The band kick off their set with the first track from their debut LP, then go straight into early hit Brianstorm. It’s an energetic, relentless opening salvo. This is a band that means the world to Compston. A band he’s loved for half his life. A band he has spent two days hanging out with for The Big Issue.
“Who let all these people in my room?” Turner teases from the stage. He was referencing Frank Sinatra at the Sands Hotel and Casino in 1966, he tells us afterwards, as he talks with Compston’s wife Tianna Flynn about her home city of Las Vegas. It’s doubtful any of the 80,000 in attendance gets the reference. But it speaks to how comfortable he is, both at this stage of his career and on stage in front of the largest crowds.
MC: I am so much better technically at my job than I’ve ever been. The 17-year-old me couldn’t do what I do now. But I’m still trying to get back to the fearlessness of being 17 – working with Ken Loach, when he’d set up scenes, I’d be like, why are you doing that? Now I wouldn’t have the balls. So I want to keep the knowledge but get back to the instinct.
AT: Exactly. And that instinct is here somewhere, isn’t it? I’ve also had phases where I’m like, I need to get on top of all my references. But now you don’t feel the need to prove yourself as much.
MC: I remember you got Shakespeare into a song and made it cool.
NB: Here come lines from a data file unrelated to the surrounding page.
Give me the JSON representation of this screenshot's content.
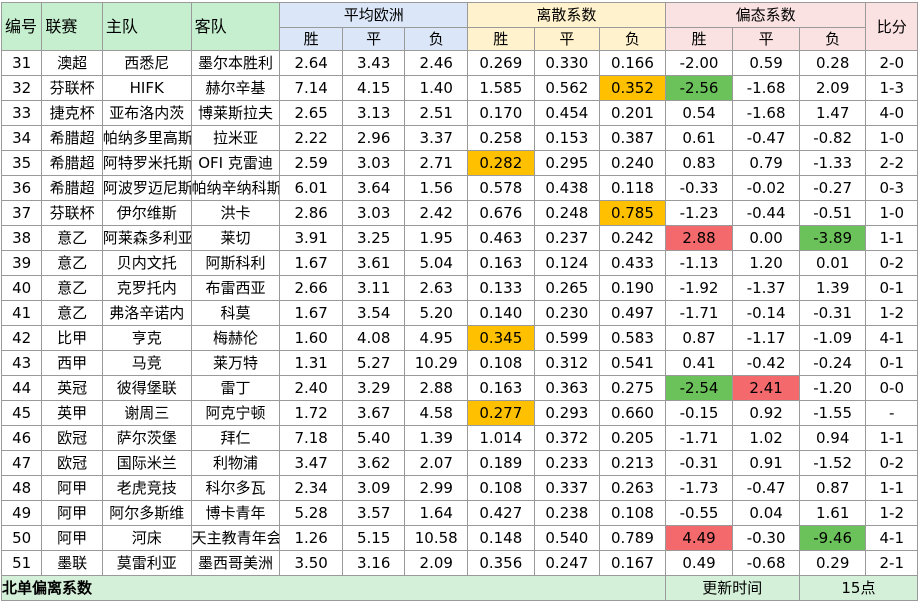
{
  "headers": {
    "id": "编号",
    "league": "联赛",
    "home": "主队",
    "away": "客队",
    "avg_euro": "平均欧洲",
    "dispersion": "离散系数",
    "skew": "偏态系数",
    "score": "比分",
    "win": "胜",
    "draw": "平",
    "loss": "负"
  },
  "colors": {
    "header_green": "#c5efce",
    "odds_blue": "#dbe7f8",
    "dispersion_yellow": "#fff2cc",
    "skew_pink": "#fbe2e2",
    "highlight_orange": "#ffc000",
    "highlight_red": "#f4696b",
    "highlight_green": "#6cc25a"
  },
  "rows": [
    {
      "id": "31",
      "league": "澳超",
      "home": "西悉尼",
      "away": "墨尔本胜利",
      "ow": "2.64",
      "od": "3.43",
      "ol": "2.46",
      "dw": "0.269",
      "dd": "0.330",
      "dl": "0.166",
      "sw": "-2.00",
      "sd": "0.59",
      "sl": "0.28",
      "score": "2-0",
      "hl": {}
    },
    {
      "id": "32",
      "league": "芬联杯",
      "home": "HIFK",
      "away": "赫尔辛基",
      "ow": "7.14",
      "od": "4.15",
      "ol": "1.40",
      "dw": "1.585",
      "dd": "0.562",
      "dl": "0.352",
      "sw": "-2.56",
      "sd": "-1.68",
      "sl": "2.09",
      "score": "1-3",
      "hl": {
        "dl": "orange",
        "sw": "green"
      }
    },
    {
      "id": "33",
      "league": "捷克杯",
      "home": "亚布洛内茨",
      "away": "博莱斯拉夫",
      "ow": "2.65",
      "od": "3.13",
      "ol": "2.51",
      "dw": "0.170",
      "dd": "0.454",
      "dl": "0.201",
      "sw": "0.54",
      "sd": "-1.68",
      "sl": "1.47",
      "score": "4-0",
      "hl": {}
    },
    {
      "id": "34",
      "league": "希腊超",
      "home": "帕纳多里高斯",
      "away": "拉米亚",
      "ow": "2.22",
      "od": "2.96",
      "ol": "3.37",
      "dw": "0.258",
      "dd": "0.153",
      "dl": "0.387",
      "sw": "0.61",
      "sd": "-0.47",
      "sl": "-0.82",
      "score": "1-0",
      "hl": {}
    },
    {
      "id": "35",
      "league": "希腊超",
      "home": "阿特罗米托斯",
      "away": "OFI 克雷迪",
      "ow": "2.59",
      "od": "3.03",
      "ol": "2.71",
      "dw": "0.282",
      "dd": "0.295",
      "dl": "0.240",
      "sw": "0.83",
      "sd": "0.79",
      "sl": "-1.33",
      "score": "2-2",
      "hl": {
        "dw": "orange"
      }
    },
    {
      "id": "36",
      "league": "希腊超",
      "home": "阿波罗迈尼斯",
      "away": "帕纳辛纳科斯",
      "ow": "6.01",
      "od": "3.64",
      "ol": "1.56",
      "dw": "0.578",
      "dd": "0.438",
      "dl": "0.118",
      "sw": "-0.33",
      "sd": "-0.02",
      "sl": "-0.27",
      "score": "0-3",
      "hl": {}
    },
    {
      "id": "37",
      "league": "芬联杯",
      "home": "伊尔维斯",
      "away": "洪卡",
      "ow": "2.86",
      "od": "3.03",
      "ol": "2.42",
      "dw": "0.676",
      "dd": "0.248",
      "dl": "0.785",
      "sw": "-1.23",
      "sd": "-0.44",
      "sl": "-0.51",
      "score": "1-0",
      "hl": {
        "dl": "orange"
      }
    },
    {
      "id": "38",
      "league": "意乙",
      "home": "阿莱森多利亚",
      "away": "莱切",
      "ow": "3.91",
      "od": "3.25",
      "ol": "1.95",
      "dw": "0.463",
      "dd": "0.237",
      "dl": "0.242",
      "sw": "2.88",
      "sd": "0.00",
      "sl": "-3.89",
      "score": "1-1",
      "hl": {
        "sw": "red",
        "sl": "green"
      }
    },
    {
      "id": "39",
      "league": "意乙",
      "home": "贝内文托",
      "away": "阿斯科利",
      "ow": "1.67",
      "od": "3.61",
      "ol": "5.04",
      "dw": "0.163",
      "dd": "0.124",
      "dl": "0.433",
      "sw": "-1.13",
      "sd": "1.20",
      "sl": "0.01",
      "score": "0-2",
      "hl": {}
    },
    {
      "id": "40",
      "league": "意乙",
      "home": "克罗托内",
      "away": "布雷西亚",
      "ow": "2.66",
      "od": "3.11",
      "ol": "2.63",
      "dw": "0.133",
      "dd": "0.265",
      "dl": "0.190",
      "sw": "-1.92",
      "sd": "-1.37",
      "sl": "1.39",
      "score": "0-1",
      "hl": {}
    },
    {
      "id": "41",
      "league": "意乙",
      "home": "弗洛辛诺内",
      "away": "科莫",
      "ow": "1.67",
      "od": "3.54",
      "ol": "5.20",
      "dw": "0.140",
      "dd": "0.230",
      "dl": "0.497",
      "sw": "-1.71",
      "sd": "-0.14",
      "sl": "-0.31",
      "score": "1-2",
      "hl": {}
    },
    {
      "id": "42",
      "league": "比甲",
      "home": "亨克",
      "away": "梅赫伦",
      "ow": "1.60",
      "od": "4.08",
      "ol": "4.95",
      "dw": "0.345",
      "dd": "0.599",
      "dl": "0.583",
      "sw": "0.87",
      "sd": "-1.17",
      "sl": "-1.09",
      "score": "4-1",
      "hl": {
        "dw": "orange"
      }
    },
    {
      "id": "43",
      "league": "西甲",
      "home": "马竞",
      "away": "莱万特",
      "ow": "1.31",
      "od": "5.27",
      "ol": "10.29",
      "dw": "0.108",
      "dd": "0.312",
      "dl": "0.541",
      "sw": "0.41",
      "sd": "-0.42",
      "sl": "-0.24",
      "score": "0-1",
      "hl": {}
    },
    {
      "id": "44",
      "league": "英冠",
      "home": "彼得堡联",
      "away": "雷丁",
      "ow": "2.40",
      "od": "3.29",
      "ol": "2.88",
      "dw": "0.163",
      "dd": "0.363",
      "dl": "0.275",
      "sw": "-2.54",
      "sd": "2.41",
      "sl": "-1.20",
      "score": "0-0",
      "hl": {
        "sw": "green",
        "sd": "red"
      }
    },
    {
      "id": "45",
      "league": "英甲",
      "home": "谢周三",
      "away": "阿克宁顿",
      "ow": "1.72",
      "od": "3.67",
      "ol": "4.58",
      "dw": "0.277",
      "dd": "0.293",
      "dl": "0.660",
      "sw": "-0.15",
      "sd": "0.92",
      "sl": "-1.55",
      "score": "-",
      "hl": {
        "dw": "orange"
      }
    },
    {
      "id": "46",
      "league": "欧冠",
      "home": "萨尔茨堡",
      "away": "拜仁",
      "ow": "7.18",
      "od": "5.40",
      "ol": "1.39",
      "dw": "1.014",
      "dd": "0.372",
      "dl": "0.205",
      "sw": "-1.71",
      "sd": "1.02",
      "sl": "0.94",
      "score": "1-1",
      "hl": {}
    },
    {
      "id": "47",
      "league": "欧冠",
      "home": "国际米兰",
      "away": "利物浦",
      "ow": "3.47",
      "od": "3.62",
      "ol": "2.07",
      "dw": "0.189",
      "dd": "0.233",
      "dl": "0.213",
      "sw": "-0.31",
      "sd": "0.91",
      "sl": "-1.52",
      "score": "0-2",
      "hl": {}
    },
    {
      "id": "48",
      "league": "阿甲",
      "home": "老虎竞技",
      "away": "科尔多瓦",
      "ow": "2.34",
      "od": "3.09",
      "ol": "2.99",
      "dw": "0.108",
      "dd": "0.337",
      "dl": "0.263",
      "sw": "-1.73",
      "sd": "-0.47",
      "sl": "0.87",
      "score": "1-1",
      "hl": {}
    },
    {
      "id": "49",
      "league": "阿甲",
      "home": "阿尔多斯维",
      "away": "博卡青年",
      "ow": "5.28",
      "od": "3.57",
      "ol": "1.64",
      "dw": "0.427",
      "dd": "0.238",
      "dl": "0.108",
      "sw": "-0.55",
      "sd": "0.04",
      "sl": "1.61",
      "score": "1-2",
      "hl": {}
    },
    {
      "id": "50",
      "league": "阿甲",
      "home": "河床",
      "away": "天主教青年会",
      "ow": "1.26",
      "od": "5.15",
      "ol": "10.58",
      "dw": "0.148",
      "dd": "0.540",
      "dl": "0.789",
      "sw": "4.49",
      "sd": "-0.30",
      "sl": "-9.46",
      "score": "4-1",
      "hl": {
        "sw": "red",
        "sl": "green"
      }
    },
    {
      "id": "51",
      "league": "墨联",
      "home": "莫雷利亚",
      "away": "墨西哥美洲",
      "ow": "3.50",
      "od": "3.16",
      "ol": "2.09",
      "dw": "0.356",
      "dd": "0.247",
      "dl": "0.167",
      "sw": "0.49",
      "sd": "-0.68",
      "sl": "0.29",
      "score": "2-1",
      "hl": {}
    }
  ],
  "footer": {
    "title": "北单偏离系数",
    "update_label": "更新时间",
    "update_value": "15点"
  }
}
Then on AM, the second verse of Do I Wanna Know? is verging on a rap.
AT: I can draw a line back from there to From the Ritz to the Rubble on the first record. I hadn’t learned how to sing yet. I used to pack so many words in. At school, in 2001, I was listening to Roots Manuva. Me and Matt were making beats. I can’t go all the way to actually rapping, but there’s a bit on the edge that’s an interesting place to occupy.
MC: Sitting with the boys last night, we were…
AT: You were rapping?
MC: I could see how protective of each other you all are.
AT: It feels like a pretty unique situation. We grew up together since we were 11. I try and limit the amount of time I spend wistfully looking back on that. But there’s a confidence you get from being a part of that. And that can be a ‘creative asset’. But that’s only one part of it, isn’t it? It’s nice to be around… actually, scratch that. I’m not about to say ‘It’s nice to be around your friends.’ I’m getting to a place that’s a bit gooey. And I don’t know if I want to get gooey.
MC: There was this one gig – and I think there is an apology I owe you. After seeing Woodstock ’99 it will feel very tame, but I went to see you at the Palladium in Hollywood. We were down the front and I was soaked. I took my T-shirt off and threw it and you had to duck.